Self-Attention through Kernel-Eigen Pair Sparse Variational Gaussian Processes
Yingyi Chen, Qinghua Tao, Francesco Tonin, Johan A. K. Suykens
TL;DR
The paper tackles the challenge of uncertainty estimation in Transformer-based self-attention by treating the attention kernel as inherently asymmetric. It introduces Kernel-Eigen Pair Sparse Variational Gaussian Processes (KEP-SVGP), which uses Kernel SVD to build a paired SVGP model based on adjoint eigenfunctions, enabling efficient posterior inference via a diagonal singular-value matrix. The approach yields improved uncertainty calibration, robustness to distribution shifts, and competitive OOD detection while maintaining scalable complexity. Empirical results across vision and language benchmarks demonstrate practical impact for uncertainty-aware Transformers with reduced computational cost.
Abstract
While the great capability of Transformers significantly boosts prediction accuracy, it could also yield overconfident predictions and require calibrated uncertainty estimation, which can be commonly tackled by Gaussian processes (GPs). Existing works apply GPs with symmetric kernels under variational inference to the attention kernel; however, omitting the fact that attention kernels are in essence asymmetric. Moreover, the complexity of deriving the GP posteriors remains high for large-scale data.

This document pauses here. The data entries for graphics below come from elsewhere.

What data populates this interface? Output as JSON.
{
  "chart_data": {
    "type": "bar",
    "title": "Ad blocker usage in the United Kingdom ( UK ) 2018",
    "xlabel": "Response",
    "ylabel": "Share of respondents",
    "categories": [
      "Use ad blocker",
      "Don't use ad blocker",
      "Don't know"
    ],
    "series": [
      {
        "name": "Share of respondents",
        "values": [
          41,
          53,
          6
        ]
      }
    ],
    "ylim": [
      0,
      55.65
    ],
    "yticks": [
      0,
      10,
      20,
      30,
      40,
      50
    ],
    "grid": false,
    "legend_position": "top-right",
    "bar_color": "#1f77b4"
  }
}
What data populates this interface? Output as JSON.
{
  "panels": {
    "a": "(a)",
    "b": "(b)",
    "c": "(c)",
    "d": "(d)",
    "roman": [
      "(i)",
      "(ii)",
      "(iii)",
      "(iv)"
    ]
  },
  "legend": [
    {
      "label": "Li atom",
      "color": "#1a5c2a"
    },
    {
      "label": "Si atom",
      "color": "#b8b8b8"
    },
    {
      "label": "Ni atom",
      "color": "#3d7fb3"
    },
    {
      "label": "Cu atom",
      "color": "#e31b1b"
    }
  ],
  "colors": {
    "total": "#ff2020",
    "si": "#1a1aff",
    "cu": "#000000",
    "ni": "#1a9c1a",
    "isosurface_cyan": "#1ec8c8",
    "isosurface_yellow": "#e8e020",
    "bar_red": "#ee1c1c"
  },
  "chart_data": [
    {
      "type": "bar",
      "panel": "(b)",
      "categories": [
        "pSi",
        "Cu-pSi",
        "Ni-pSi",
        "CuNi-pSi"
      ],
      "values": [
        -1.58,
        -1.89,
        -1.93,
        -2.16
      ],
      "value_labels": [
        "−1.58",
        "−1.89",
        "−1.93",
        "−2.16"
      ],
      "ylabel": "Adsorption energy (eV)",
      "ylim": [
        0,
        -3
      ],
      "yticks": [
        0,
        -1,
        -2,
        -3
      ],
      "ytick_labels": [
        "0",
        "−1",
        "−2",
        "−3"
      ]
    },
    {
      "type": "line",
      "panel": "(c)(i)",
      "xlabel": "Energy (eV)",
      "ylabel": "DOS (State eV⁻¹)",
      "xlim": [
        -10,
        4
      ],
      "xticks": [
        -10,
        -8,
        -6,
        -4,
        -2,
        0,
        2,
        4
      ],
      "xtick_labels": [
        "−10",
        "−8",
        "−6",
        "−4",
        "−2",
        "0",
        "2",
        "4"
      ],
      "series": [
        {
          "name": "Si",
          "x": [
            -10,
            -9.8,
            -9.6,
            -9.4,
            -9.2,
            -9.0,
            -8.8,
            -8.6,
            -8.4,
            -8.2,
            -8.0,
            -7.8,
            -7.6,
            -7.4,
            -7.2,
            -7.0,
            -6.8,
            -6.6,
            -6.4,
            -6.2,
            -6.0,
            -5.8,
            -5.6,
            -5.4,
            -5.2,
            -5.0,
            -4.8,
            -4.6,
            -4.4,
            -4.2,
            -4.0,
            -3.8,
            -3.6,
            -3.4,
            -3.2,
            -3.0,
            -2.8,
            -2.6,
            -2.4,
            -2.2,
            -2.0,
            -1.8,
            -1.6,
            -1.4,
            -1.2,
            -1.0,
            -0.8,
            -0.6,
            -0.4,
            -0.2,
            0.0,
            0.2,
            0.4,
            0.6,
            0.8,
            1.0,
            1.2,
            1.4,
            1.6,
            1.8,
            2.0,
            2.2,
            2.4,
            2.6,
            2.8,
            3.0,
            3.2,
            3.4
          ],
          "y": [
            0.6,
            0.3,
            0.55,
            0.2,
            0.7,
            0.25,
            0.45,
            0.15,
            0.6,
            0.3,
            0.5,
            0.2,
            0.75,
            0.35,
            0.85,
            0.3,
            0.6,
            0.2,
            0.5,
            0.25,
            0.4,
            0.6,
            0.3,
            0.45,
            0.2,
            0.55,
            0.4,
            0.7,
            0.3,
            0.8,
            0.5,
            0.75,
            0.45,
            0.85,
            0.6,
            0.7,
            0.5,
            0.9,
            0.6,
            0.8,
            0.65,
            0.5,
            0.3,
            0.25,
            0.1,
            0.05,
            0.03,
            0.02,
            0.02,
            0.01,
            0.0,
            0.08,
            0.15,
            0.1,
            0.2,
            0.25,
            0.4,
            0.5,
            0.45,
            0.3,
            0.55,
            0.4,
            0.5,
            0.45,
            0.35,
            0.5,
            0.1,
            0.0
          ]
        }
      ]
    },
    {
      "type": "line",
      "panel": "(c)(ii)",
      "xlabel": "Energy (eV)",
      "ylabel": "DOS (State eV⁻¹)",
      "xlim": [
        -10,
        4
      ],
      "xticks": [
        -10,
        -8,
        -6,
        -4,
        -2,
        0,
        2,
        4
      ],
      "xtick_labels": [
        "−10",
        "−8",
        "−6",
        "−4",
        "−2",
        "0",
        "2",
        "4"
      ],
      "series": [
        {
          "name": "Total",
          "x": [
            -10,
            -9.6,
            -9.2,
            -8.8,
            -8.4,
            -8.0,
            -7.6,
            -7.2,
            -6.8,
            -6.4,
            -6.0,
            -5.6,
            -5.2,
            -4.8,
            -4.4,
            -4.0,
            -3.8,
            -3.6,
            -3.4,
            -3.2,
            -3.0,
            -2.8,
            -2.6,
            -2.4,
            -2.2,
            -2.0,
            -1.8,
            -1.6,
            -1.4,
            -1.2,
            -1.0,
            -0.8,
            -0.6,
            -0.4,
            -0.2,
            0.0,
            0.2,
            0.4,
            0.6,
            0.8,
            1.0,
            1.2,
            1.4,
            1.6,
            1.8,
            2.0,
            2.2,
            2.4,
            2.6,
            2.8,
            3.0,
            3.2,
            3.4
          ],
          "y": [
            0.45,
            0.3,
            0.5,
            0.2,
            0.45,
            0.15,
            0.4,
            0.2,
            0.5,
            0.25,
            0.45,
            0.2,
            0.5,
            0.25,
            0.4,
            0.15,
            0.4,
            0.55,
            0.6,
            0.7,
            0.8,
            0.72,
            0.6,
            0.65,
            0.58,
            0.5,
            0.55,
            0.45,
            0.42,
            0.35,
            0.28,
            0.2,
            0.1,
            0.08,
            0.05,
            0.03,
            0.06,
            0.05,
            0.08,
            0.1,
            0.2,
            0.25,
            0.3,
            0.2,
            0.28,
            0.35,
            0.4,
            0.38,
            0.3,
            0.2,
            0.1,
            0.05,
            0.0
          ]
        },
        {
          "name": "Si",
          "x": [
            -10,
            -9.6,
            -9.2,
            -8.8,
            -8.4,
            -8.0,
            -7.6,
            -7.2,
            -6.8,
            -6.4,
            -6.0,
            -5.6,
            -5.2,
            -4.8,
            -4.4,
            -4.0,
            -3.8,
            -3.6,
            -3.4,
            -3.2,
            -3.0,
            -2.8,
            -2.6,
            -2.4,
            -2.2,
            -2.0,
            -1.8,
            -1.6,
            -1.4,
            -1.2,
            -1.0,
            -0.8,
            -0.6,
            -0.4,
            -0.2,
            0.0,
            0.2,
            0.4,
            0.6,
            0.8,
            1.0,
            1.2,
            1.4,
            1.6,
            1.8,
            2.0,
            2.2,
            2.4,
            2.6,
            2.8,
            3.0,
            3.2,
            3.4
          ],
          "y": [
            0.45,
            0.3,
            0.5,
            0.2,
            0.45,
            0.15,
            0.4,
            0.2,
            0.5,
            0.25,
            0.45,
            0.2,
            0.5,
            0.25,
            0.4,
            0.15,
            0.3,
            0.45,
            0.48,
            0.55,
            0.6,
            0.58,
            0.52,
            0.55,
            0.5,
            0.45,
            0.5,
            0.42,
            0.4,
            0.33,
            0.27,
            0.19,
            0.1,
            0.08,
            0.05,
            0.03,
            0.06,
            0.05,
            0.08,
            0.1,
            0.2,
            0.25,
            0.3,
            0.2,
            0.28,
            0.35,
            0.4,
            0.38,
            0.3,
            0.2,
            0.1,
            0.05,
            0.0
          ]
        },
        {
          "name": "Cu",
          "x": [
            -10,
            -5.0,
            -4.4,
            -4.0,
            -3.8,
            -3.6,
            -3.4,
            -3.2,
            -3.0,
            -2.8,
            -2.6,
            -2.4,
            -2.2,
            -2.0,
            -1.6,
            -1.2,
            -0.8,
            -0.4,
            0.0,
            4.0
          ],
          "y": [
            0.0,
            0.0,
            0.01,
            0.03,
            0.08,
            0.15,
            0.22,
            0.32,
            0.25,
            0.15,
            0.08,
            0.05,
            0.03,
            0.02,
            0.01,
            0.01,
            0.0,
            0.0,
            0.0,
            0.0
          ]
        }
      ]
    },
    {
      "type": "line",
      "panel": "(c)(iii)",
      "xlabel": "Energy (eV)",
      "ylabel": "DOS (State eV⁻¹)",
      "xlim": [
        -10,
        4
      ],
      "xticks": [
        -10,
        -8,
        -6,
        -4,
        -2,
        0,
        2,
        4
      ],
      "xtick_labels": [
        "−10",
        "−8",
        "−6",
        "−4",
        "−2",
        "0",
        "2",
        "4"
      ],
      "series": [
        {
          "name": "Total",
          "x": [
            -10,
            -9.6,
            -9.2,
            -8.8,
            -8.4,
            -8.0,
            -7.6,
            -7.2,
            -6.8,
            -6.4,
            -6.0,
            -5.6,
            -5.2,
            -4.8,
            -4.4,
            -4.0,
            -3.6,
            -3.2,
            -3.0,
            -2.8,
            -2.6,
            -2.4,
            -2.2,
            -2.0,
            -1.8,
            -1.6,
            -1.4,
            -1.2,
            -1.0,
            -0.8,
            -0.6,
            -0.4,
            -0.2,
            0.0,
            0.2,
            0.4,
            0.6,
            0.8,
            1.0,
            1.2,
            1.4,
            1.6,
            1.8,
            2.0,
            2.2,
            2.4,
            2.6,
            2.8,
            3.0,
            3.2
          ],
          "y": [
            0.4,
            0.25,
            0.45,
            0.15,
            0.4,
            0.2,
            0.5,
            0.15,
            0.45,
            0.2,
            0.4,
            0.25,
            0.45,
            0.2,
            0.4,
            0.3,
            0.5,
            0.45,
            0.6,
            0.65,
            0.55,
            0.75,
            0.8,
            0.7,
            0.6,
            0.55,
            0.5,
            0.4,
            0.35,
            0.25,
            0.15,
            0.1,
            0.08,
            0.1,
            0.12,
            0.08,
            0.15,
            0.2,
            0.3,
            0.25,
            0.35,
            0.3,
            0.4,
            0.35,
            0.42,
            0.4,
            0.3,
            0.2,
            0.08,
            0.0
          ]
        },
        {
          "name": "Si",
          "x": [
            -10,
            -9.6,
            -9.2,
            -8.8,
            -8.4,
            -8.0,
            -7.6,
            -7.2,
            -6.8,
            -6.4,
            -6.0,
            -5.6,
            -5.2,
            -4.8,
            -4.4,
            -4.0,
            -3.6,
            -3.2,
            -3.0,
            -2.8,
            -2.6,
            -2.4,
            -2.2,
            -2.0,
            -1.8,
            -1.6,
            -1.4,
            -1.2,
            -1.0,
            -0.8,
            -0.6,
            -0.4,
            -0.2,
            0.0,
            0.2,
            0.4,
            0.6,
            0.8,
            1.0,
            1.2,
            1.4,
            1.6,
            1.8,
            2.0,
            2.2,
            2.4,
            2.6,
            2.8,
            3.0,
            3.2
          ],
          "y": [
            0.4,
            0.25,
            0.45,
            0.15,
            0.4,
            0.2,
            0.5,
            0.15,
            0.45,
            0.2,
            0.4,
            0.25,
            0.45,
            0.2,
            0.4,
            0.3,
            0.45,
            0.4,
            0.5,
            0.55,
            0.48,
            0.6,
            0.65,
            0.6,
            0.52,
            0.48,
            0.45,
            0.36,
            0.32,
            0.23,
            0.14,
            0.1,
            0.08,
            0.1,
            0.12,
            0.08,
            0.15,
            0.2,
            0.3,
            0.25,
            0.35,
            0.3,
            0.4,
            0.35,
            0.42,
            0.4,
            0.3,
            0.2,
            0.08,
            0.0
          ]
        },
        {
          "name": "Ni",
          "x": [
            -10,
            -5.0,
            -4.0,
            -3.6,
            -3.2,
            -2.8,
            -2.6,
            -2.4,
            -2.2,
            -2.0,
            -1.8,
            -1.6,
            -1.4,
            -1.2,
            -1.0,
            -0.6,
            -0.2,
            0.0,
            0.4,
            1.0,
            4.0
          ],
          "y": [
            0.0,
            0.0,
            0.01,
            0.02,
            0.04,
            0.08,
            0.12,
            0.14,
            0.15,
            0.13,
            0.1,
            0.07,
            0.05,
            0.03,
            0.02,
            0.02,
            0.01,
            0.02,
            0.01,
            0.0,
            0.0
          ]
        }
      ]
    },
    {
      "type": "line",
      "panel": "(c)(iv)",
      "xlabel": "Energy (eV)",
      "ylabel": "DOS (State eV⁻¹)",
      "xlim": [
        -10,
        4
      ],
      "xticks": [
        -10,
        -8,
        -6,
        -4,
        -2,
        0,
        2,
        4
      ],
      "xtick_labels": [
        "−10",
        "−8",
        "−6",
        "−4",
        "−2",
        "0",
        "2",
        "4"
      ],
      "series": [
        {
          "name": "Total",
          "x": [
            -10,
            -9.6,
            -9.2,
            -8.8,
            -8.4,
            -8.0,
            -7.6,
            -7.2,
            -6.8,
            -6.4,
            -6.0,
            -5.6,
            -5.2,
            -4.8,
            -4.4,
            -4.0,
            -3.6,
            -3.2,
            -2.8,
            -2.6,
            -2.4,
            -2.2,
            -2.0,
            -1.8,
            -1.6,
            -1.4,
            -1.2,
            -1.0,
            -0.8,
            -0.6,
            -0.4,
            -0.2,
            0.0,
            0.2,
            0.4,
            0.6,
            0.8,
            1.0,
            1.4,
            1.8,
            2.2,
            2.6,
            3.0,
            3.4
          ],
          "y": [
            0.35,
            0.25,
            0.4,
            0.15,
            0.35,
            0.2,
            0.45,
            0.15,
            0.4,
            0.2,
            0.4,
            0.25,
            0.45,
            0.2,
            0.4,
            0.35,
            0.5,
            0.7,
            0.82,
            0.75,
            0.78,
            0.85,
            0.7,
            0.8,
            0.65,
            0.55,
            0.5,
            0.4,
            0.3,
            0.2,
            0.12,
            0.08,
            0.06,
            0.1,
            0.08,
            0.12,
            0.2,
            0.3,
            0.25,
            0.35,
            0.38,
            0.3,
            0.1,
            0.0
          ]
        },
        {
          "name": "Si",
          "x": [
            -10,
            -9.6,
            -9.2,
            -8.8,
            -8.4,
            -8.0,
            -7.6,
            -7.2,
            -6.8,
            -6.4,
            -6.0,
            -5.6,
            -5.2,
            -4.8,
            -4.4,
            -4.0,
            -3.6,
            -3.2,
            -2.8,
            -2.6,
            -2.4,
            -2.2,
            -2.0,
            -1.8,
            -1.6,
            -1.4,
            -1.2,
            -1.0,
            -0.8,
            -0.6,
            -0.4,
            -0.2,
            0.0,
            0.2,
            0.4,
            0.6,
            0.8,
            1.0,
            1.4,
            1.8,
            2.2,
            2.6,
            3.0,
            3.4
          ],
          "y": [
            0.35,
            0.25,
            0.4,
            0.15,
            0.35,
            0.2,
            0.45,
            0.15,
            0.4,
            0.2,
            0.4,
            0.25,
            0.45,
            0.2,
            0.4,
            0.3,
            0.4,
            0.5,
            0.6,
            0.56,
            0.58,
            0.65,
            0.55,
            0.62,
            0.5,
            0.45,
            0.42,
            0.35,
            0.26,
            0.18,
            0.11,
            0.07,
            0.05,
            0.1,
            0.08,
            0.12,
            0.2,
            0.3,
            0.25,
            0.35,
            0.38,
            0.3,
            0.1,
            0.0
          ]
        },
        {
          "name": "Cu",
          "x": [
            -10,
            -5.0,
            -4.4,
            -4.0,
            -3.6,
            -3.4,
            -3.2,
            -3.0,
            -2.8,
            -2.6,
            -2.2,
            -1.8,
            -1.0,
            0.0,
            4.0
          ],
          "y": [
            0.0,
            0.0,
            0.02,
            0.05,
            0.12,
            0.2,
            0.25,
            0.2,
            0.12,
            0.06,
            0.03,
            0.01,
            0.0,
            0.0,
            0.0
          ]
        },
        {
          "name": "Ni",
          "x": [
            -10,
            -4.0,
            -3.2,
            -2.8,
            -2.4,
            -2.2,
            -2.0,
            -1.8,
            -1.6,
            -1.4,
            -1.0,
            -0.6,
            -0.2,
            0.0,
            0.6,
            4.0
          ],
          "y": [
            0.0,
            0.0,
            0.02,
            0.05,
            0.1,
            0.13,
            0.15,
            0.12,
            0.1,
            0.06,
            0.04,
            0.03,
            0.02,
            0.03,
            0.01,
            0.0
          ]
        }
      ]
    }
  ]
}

In this work, we propose Kernel-Eigen Pair Sparse Variational Gaussian Processes (KEP-SVGP) for building uncertainty-aware self-attention where the asymmetry of attention kernels is tackled by Kernel SVD (KSVD) and a reduced complexity is acquired. Through KEP-SVGP, i) the SVGP pair induced by the two sets of singular vectors from KSVD w.r.t. the attention kernel fully characterizes the asymmetry; ii) using only a small set of adjoint eigenfunctions from KSVD, the derivation of SVGP posteriors can be based on the inversion of a diagonal matrix containing singular values, contributing to a reduction in time complexity; iii) an evidence lower bound is derived so that variational parameters and network weights can be optimized with it. Experiments verify our excellent performances and efficiency on in-distribution, distribution-shift and out-of-distribution benchmarks.